A few months ago a series of events happened that really shook me, and forced me to step back to assess my priorities as well as take a long, hard look at the track I was on. My life had become completely unbalanced. I was traveling 80 – 85% of the time for work. I saw my friends and family maybe twice a month (if I was lucky) and had started to define my personal and professional value and happiness on work. Ask anyone who has done this, and you will be told this is not sustainable.
As I turned to my personal board of directors, friends, and family for support and guidance during this time, the resounding theme was that I needed to get some semblance of balance back in my life. Or, more aptly, that I needed to learn what balance was and at least make baby steps towards achieving it. You know what went through my head as I worked through what “balance” looked like and how I could achieve it? “But what if I gain TOO MUCH balance? What if I get so “Zen” and “centered” that I lose my edge, and everything I’ve worked so hard to achieve slides downhill and I lose it all?
How jacked up is that?! Have we gotten to the point where everything in life moves so quickly that we feel we need to keep up with this digital world that gives us results immediately or that, like the new software apps and programs of today, we too will be deemed obsolete and stale?
When I asked my support system this question, none of them had a direct answer. But what I got from implementing, and working on, their suggestions is that finding balance, inner peace, and being centered doesn’t take away core personality traits such as drive, tenacity, and hunger to achieve and be more. It actually enhances them because it forces you to slow down. To focus on being present in the conversations and interactions in front of you instead of thinking about the next 20 steps down the road. It will help you become a better teammate, leader, and person overall.

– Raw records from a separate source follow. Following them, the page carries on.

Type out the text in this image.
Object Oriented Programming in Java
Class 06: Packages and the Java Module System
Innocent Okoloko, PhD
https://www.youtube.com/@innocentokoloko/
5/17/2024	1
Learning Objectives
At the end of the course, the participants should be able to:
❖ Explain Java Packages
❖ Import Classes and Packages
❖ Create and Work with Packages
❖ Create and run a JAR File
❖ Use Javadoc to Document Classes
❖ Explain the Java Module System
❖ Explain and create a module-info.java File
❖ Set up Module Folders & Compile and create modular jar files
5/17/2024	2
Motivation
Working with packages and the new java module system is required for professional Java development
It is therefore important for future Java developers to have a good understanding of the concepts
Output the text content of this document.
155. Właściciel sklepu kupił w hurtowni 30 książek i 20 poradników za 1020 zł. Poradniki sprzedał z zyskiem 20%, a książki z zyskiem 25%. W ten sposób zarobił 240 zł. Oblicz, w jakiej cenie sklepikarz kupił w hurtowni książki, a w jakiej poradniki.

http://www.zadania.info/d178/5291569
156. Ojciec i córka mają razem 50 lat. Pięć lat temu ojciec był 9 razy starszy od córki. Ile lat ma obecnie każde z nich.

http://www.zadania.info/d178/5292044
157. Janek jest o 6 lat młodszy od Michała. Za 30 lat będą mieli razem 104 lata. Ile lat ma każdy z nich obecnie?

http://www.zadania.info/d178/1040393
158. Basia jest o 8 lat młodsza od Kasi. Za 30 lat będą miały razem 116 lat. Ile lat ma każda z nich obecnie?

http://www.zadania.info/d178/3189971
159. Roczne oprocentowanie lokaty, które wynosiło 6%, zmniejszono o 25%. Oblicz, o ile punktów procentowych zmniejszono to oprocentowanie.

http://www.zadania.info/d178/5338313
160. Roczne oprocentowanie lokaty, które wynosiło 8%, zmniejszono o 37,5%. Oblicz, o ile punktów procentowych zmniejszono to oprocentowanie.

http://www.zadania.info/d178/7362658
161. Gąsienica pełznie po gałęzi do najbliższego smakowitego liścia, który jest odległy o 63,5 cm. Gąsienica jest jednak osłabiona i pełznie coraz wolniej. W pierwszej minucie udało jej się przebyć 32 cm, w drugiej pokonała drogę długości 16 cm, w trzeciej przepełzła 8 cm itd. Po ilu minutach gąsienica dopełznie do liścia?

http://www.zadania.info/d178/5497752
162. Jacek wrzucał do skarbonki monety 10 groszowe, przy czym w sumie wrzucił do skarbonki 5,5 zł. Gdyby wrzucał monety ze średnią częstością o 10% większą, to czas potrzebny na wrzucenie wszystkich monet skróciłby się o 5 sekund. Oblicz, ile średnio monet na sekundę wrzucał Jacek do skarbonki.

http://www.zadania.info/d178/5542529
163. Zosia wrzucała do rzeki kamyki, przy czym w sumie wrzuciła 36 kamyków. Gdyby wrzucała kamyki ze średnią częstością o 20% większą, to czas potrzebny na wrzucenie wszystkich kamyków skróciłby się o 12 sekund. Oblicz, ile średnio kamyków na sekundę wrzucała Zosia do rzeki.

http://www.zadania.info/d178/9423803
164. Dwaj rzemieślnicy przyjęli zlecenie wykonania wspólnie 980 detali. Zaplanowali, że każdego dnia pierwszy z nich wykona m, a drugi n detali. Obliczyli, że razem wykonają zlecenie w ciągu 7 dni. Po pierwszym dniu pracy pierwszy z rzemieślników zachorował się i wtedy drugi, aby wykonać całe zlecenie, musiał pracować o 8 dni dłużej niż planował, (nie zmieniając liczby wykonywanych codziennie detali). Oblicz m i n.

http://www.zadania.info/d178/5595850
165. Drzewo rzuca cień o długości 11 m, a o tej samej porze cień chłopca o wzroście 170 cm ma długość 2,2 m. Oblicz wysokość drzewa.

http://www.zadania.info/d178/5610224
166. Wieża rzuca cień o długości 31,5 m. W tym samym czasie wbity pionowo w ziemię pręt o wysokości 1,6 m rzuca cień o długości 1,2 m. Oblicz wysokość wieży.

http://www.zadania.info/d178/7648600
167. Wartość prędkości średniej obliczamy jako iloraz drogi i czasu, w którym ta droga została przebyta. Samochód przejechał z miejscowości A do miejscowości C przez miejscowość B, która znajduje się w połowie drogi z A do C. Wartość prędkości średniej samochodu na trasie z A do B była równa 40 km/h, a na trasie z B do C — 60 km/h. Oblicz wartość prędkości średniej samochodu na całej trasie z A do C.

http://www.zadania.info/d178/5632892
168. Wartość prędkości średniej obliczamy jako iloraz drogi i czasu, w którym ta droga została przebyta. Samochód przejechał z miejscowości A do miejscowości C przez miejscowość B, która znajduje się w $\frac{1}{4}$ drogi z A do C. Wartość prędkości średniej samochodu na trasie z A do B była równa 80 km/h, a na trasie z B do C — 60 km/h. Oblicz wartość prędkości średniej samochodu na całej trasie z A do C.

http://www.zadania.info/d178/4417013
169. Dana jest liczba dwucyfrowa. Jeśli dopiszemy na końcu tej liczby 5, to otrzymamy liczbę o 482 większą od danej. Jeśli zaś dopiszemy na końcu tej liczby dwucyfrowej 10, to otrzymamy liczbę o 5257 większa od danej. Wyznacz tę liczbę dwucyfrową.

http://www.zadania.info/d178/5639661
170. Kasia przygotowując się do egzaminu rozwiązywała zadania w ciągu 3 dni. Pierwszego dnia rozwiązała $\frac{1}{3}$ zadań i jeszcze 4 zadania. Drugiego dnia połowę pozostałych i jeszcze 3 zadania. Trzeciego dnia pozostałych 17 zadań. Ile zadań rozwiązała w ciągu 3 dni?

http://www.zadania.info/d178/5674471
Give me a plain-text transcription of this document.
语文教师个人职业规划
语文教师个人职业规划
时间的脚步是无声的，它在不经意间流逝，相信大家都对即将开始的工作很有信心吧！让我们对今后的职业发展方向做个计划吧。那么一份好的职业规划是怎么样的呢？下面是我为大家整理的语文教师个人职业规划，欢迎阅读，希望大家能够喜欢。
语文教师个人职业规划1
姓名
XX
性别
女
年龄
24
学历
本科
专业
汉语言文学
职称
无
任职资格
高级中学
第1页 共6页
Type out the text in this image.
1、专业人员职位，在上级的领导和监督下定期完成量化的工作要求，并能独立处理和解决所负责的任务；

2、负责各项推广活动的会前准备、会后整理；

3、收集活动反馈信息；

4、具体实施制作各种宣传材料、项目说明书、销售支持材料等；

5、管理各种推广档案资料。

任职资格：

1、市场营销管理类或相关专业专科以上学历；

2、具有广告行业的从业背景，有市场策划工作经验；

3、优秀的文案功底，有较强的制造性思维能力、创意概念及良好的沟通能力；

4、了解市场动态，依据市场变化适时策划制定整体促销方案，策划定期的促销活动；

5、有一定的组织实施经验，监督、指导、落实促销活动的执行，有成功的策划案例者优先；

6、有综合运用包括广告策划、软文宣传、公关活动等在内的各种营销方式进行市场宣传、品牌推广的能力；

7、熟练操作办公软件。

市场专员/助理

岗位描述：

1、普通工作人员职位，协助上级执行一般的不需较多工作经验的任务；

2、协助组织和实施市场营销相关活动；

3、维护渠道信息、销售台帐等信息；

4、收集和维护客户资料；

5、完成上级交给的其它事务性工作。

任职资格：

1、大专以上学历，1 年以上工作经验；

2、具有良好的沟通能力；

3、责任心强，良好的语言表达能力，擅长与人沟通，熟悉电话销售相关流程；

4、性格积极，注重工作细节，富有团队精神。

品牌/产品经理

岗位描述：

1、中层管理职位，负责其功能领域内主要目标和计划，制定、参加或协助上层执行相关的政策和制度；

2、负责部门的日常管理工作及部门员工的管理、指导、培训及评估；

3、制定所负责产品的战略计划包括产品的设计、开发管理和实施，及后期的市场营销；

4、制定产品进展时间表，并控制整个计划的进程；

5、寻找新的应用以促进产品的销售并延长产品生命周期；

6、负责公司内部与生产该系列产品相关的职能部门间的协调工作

So back to the original question I posed for this article: Will finding “balance” take away your “edge” at work? No, it won’t. Things like: not coming in on time, taking “European style” long lunches when you’re given only an hour, taking sick days frequently and unnecessarily, deciding you no longer wish to bathe on a regular basis or wash your clothes—those will probably lead to a rapid decline in your career trajectory.
Seeking balance, at least for me, has led to a greater appreciation of the opportunities I have been given and earned. Seeking balance has given me a sense of inner peace that I have never felt before. Seeking balance has given me back my valued personal relationships, and it’s leading to an even clearer picture for the future that I envision.
So how about you? What have you done to seek balance? Do you have tips for me or for other people in the SOTGC community? I’d love to hear about how you’re achieving or seeking balance.